All We Need Is “Overcoming the Modern”.
Yesterday, I visited an Exhibition on contemporary marketing in Tokyo Big Site with my colleague in charge. Actually, we didn’t want to see the exhibition per se, but take part in a special session where some Japanese experts of artificial intelligence (AI) delivered speeches on its current developments.
To be honest, it was extremely boring and disappointing indeed. Based on their professional firm belief that the “singularity” will come true within decades, they simply tried to persuade us to adapt ourselves to the “new reality” with AI. According to their explanations, we won’t survive without accelerated technological development of AI, and only what is left for us to accept this challenge without any objections and go along with AI, which is said to be becoming much clever than us.
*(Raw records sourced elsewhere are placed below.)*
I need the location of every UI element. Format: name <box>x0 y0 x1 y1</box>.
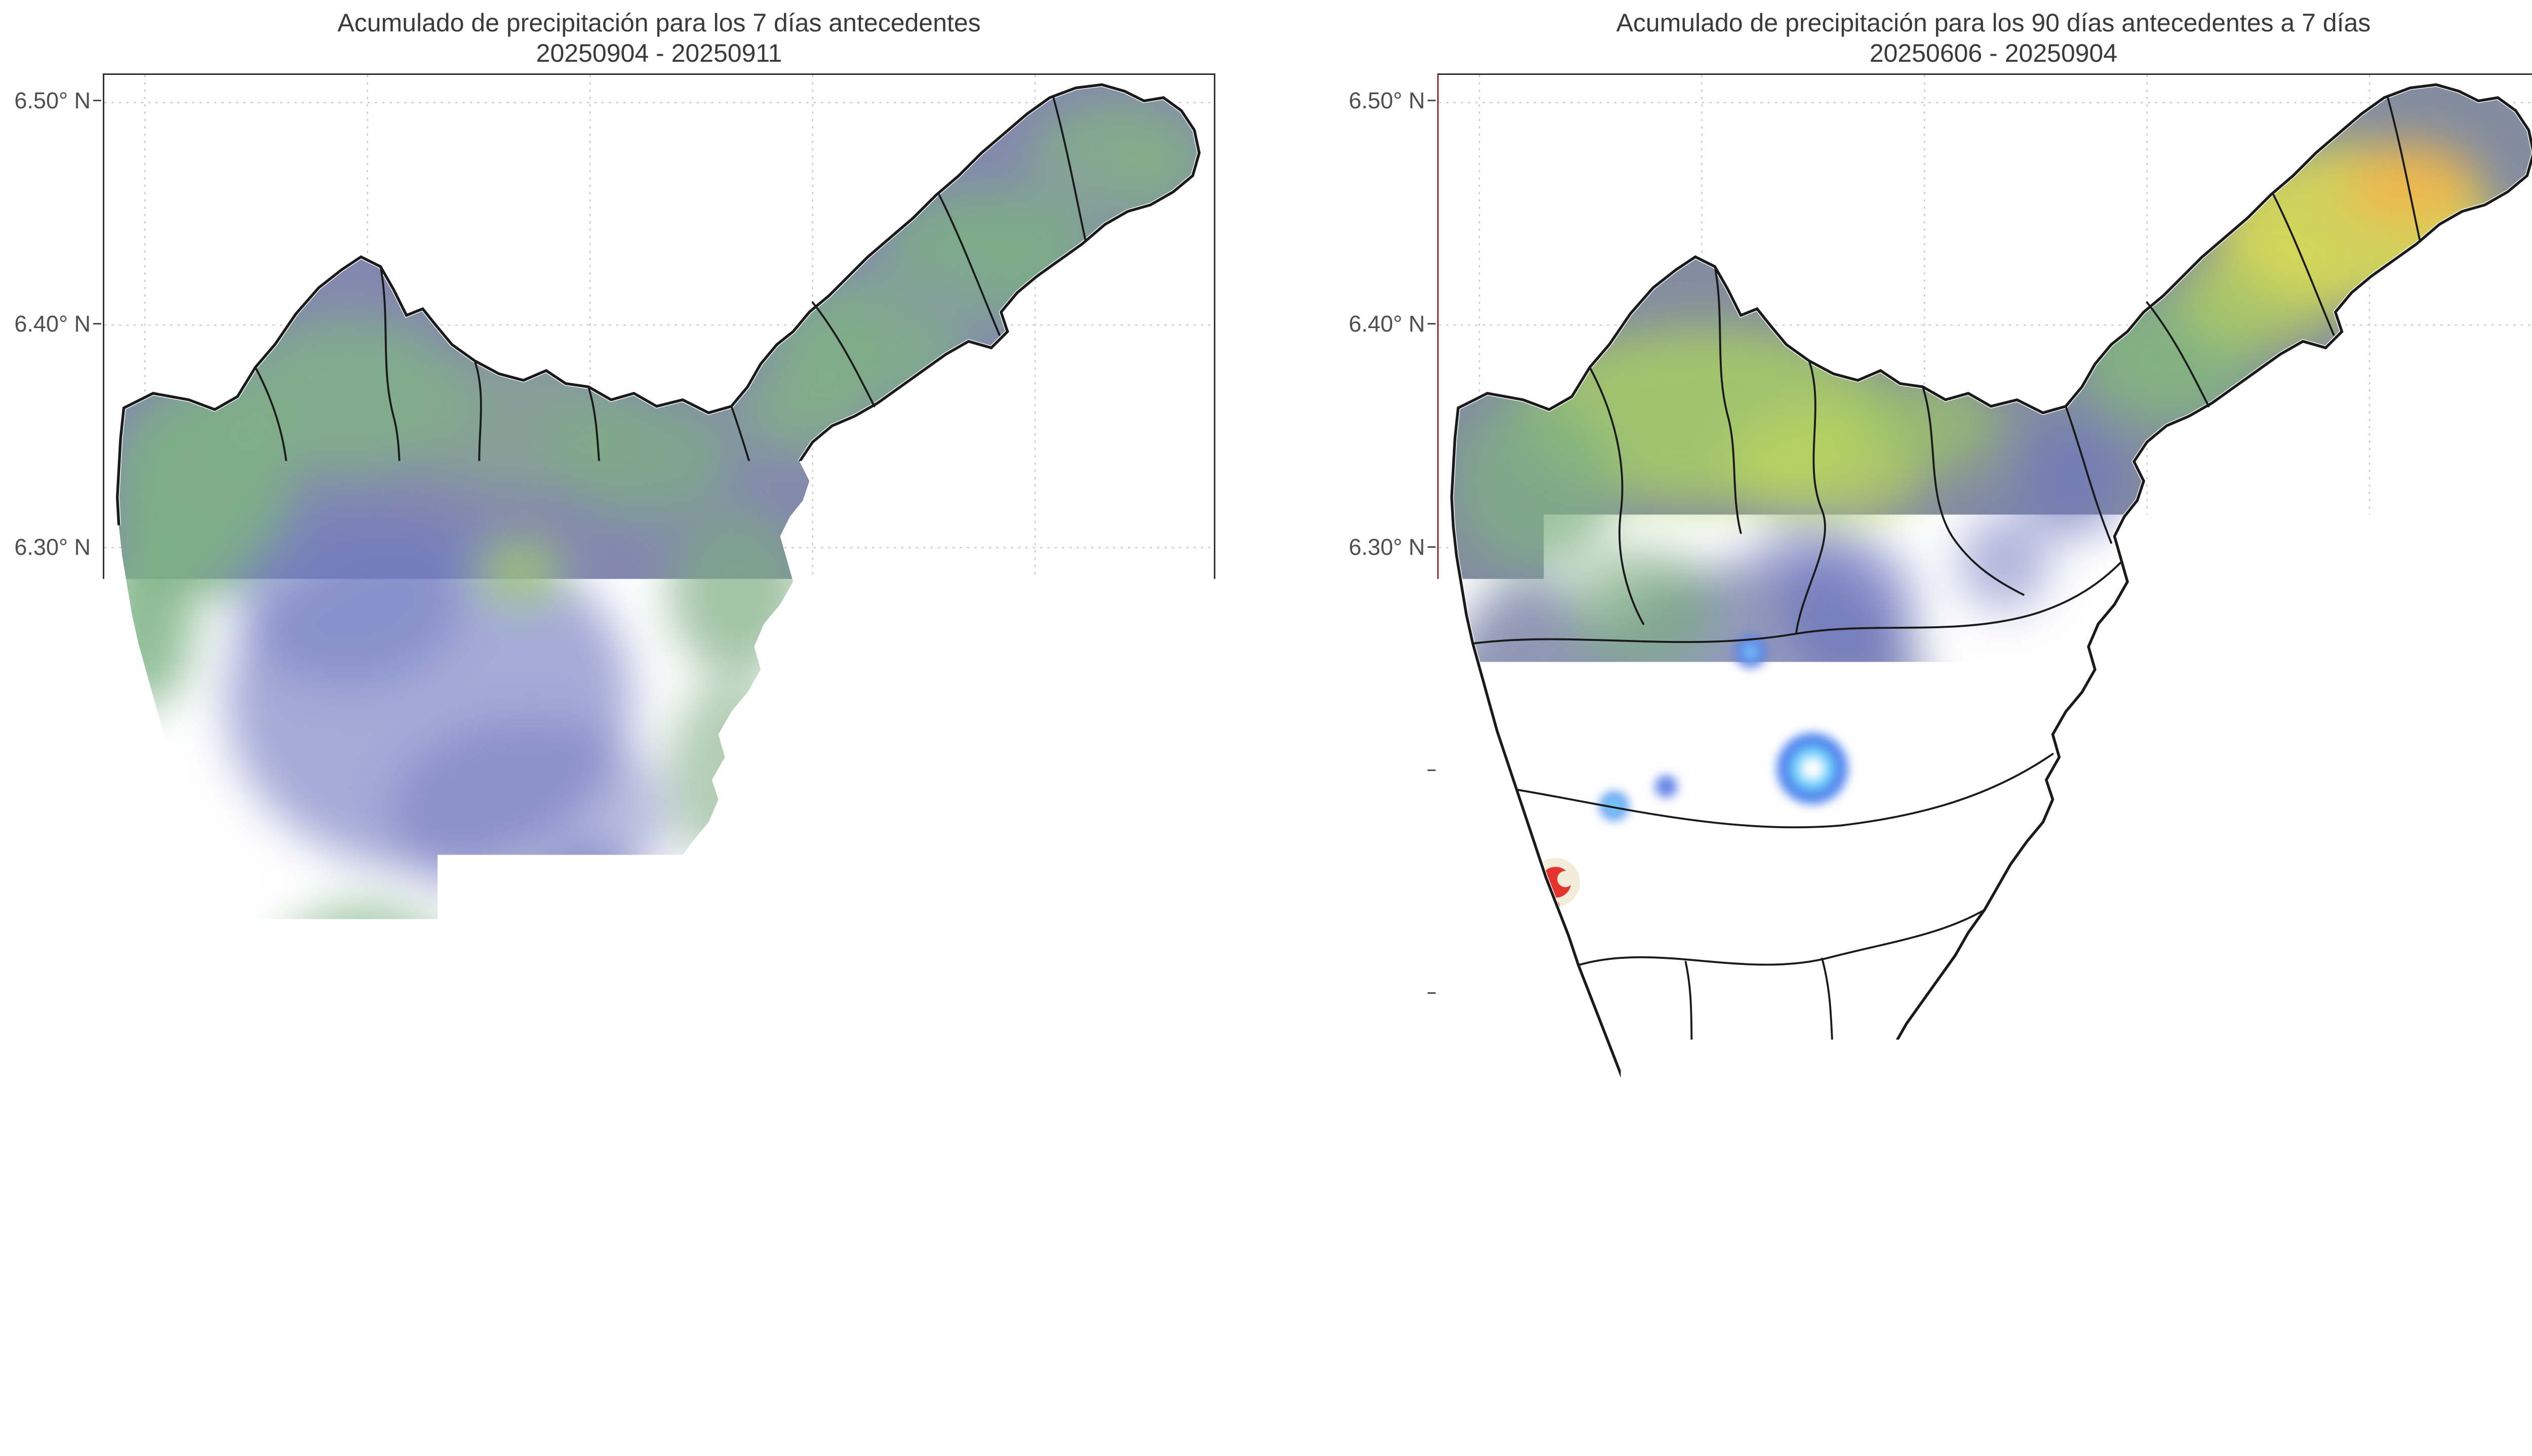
colorbar-7day <box>103 1322 1215 1361</box>
colorbar-gradient <box>1438 1323 2532 1360</box>
colorbar-tick-label: 40 <box>284 1368 309 1393</box>
colorbar-tick-label: 200 <box>828 1368 866 1393</box>
lat-tick-mark <box>1428 100 1436 101</box>
lat-tick-mark <box>93 1216 101 1217</box>
lat-tick-label: 6.40° N <box>0 311 91 337</box>
colorbar-tick-label: 60 <box>352 1368 378 1393</box>
colorbar-tick-label: 300 <box>1766 1368 1804 1393</box>
colorbar-tick-label: 280 <box>1103 1368 1141 1393</box>
colorbar-label: Acumulado Precipitación [mm] <box>103 1398 1215 1430</box>
colorbar-tick-label: 100 <box>1564 1368 1602 1393</box>
lon-tick-label: 75.70° W <box>96 1281 190 1307</box>
colorbar-tick-label: 0 <box>151 1368 164 1393</box>
colorbar-gradient <box>103 1323 1215 1360</box>
lon-tick-label: 75.60° W <box>1654 1281 1748 1307</box>
colorbar-tick-label: 140 <box>621 1368 659 1393</box>
panel-90day: Acumulado de precipitación para los 90 d… <box>1437 73 2532 1275</box>
lon-tick-label: 75.60° W <box>320 1281 414 1307</box>
lat-tick-label: 6.30° N <box>0 535 91 560</box>
colorbar-label: Acumulado Precipitación [mm] <box>1437 1398 2532 1430</box>
colorbar-tick-label: 900 <box>2372 1368 2410 1393</box>
lat-tick-mark <box>93 100 101 101</box>
lat-tick-label: 6.00° N <box>1304 1204 1425 1229</box>
lat-tick-label: 6.20° N <box>0 758 91 783</box>
colorbar-tick-label: 100 <box>484 1368 522 1393</box>
colorbar-tick-label: 20 <box>214 1368 240 1393</box>
panel-title: Acumulado de precipitación para los 90 d… <box>1437 8 2532 68</box>
figure: Acumulado de precipitación para los 7 dí… <box>0 0 2532 1456</box>
lat-tick-mark <box>1428 1216 1436 1217</box>
lon-tick-label: 75.30° W <box>990 1281 1084 1307</box>
lat-tick-label: 6.10° N <box>0 981 91 1006</box>
lat-tick-label: 6.30° N <box>1304 535 1425 560</box>
panel-7day: Acumulado de precipitación para los 7 dí… <box>103 73 1215 1275</box>
lon-tick-label: 75.70° W <box>1431 1281 1525 1307</box>
precipitation-map-90day <box>1439 75 2532 1274</box>
colorbar-tick-label: 700 <box>2170 1368 2208 1393</box>
colorbar-tick-label: 600 <box>2070 1368 2108 1393</box>
colorbar-tick-label: 180 <box>759 1368 797 1393</box>
lat-tick-mark <box>93 546 101 548</box>
colorbar-tick-label: 1000 <box>2468 1368 2518 1393</box>
lat-tick-mark <box>1428 323 1436 325</box>
lat-tick-label: 6.10° N <box>1304 981 1425 1006</box>
colorbar-tick-label: 200 <box>1666 1368 1704 1393</box>
colorbar-tick-label: 120 <box>552 1368 590 1393</box>
panel-title-line1: Acumulado de precipitación para los 90 d… <box>1437 8 2532 38</box>
lon-tick-label: 75.50° W <box>1877 1281 1971 1307</box>
lat-tick-mark <box>1428 770 1436 771</box>
colorbar-tick-label: 240 <box>966 1368 1004 1393</box>
lon-tick-label: 75.40° W <box>2101 1281 2195 1307</box>
lat-tick-mark <box>93 323 101 325</box>
panel-title: Acumulado de precipitación para los 7 dí… <box>103 8 1215 68</box>
colorbar-90day <box>1437 1322 2532 1361</box>
colorbar-tick-label: 800 <box>2272 1368 2310 1393</box>
colorbar-tick-label: 500 <box>1968 1368 2006 1393</box>
colorbar-tick-label: 0 <box>1476 1368 1489 1393</box>
colorbar-tick-label: 80 <box>421 1368 447 1393</box>
panel-title-line2: 20250904 - 20250911 <box>103 38 1215 68</box>
colorbar-tick-label: 400 <box>1868 1368 1906 1393</box>
lat-tick-label: 6.40° N <box>1304 311 1425 337</box>
lat-tick-mark <box>93 992 101 994</box>
precipitation-map-7day <box>104 75 1214 1274</box>
lat-tick-mark <box>1428 546 1436 548</box>
panel-title-line2: 20250606 - 20250904 <box>1437 38 2532 68</box>
lon-tick-label: 75.30° W <box>2324 1281 2418 1307</box>
lat-tick-mark <box>1428 992 1436 994</box>
map-axes <box>1437 73 2532 1275</box>
lon-tick-label: 75.50° W <box>543 1281 637 1307</box>
map-axes <box>103 73 1215 1275</box>
lat-tick-mark <box>93 770 101 771</box>
lon-tick-label: 75.40° W <box>766 1281 860 1307</box>
lat-tick-label: 6.50° N <box>0 88 91 113</box>
colorbar-tick-label: 160 <box>690 1368 728 1393</box>
colorbar-tick-label: 10 <box>180 1368 205 1393</box>
lat-tick-label: 6.50° N <box>1304 88 1425 113</box>
panel-title-line1: Acumulado de precipitación para los 7 dí… <box>103 8 1215 38</box>
lat-tick-label: 6.20° N <box>1304 758 1425 783</box>
lat-tick-label: 6.00° N <box>0 1204 91 1229</box>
Well, that sounds really good, guys. Nevertheless, my smart colleague HA and I left the room even before the ending of their speeches, because they pointed out one thing that I could hardly understand: One of the experts who’s actually the “star” in this sector, told a story in terms of how to make AI write a novel. During the experiment, he gave a series of texts to AI, and AI decided to line them up randomly, as if that had been written by a human author. The expert praised the experiment was so successful that every human author will be replaced by AI sooner or later.
Spontaneously, it occurred to me that this guy is an expert of not “art” but just “algorithm”. He’s not capable of explaining how to generate original “texts”, with which AI makes something like “novel”. As far as I correctly understand, it’s he as a human being that gives commandos to AI to line up his texts randomly. That’s never a proof to show us AI will be soon given its own creativity. As you may know, I’m author and have been writing thousands of sentences and texts. I’m wondering how I’m used to practice to “write”: I’m always given an image in my brain and try to delineate what it is. That’s it and exactly what I regard as “creativity”. Creativity means generating something from nothing. It’s neither static analysis nor algorithm.
On the way back from Tokyo Big site to my office located in Sengokuyama/Tokyo by taxi, I remembered the famous discourse Japanese leading thinkers had in the pre-wartime. It was called “discourse on overcoming the modern (近代の超克)”. From time to time, I got back to what they discussed in 1930s and 1940s in this regard and stuck myself to develop the results of that. So far, I couldn’t decide to which direction I should move forward, however, I’m feeling I’ve finally got it.
The discussion on “singularity” AI is said to bring about and the reality we’ve been experiencing in the global community clearly show the dichotomy we, all the human beings are commonly facing. AI never votes for “Brexit”, because it’s not rational and against algorithm. But the reality is the people on the street in UK voted for self-exclusion from EU. Why? Because we, the human beings consist of both rationality and irrationality. Even the western philosophers in the modern time were quite aware of that and made effort to build up “philosophy of the life (Lebensphilosophie (F. Nietzsche)”. “Menschliches, allzu Menschliches” was their motto and reaction to exaggerated rationalism getting along with industrial revolutions. The latter is usually called modernism, which still controls the way of our thinking.
Proven by “Godel’s incompleteness theorems”, singularity will never come true. All the experts of AI know that, but pretend as if they can overcome the theory. What we should overcome is rather the naïve modernism symbolized by firm belief in technological development initiated by simple rationalism. All we need is therefore “overcoming the modern” as such. The decision for “Brexit” and other political phenomena we see nowadays (D. Trump’s rising and “AfD movement” in Germany, for example) are omens to show the dawn of the new human era. What we need is not algorithm but deep thought on seeking the reason why we were born, (have to) live and pass away. Such a single fact can’t be figured out by AI. Never ever.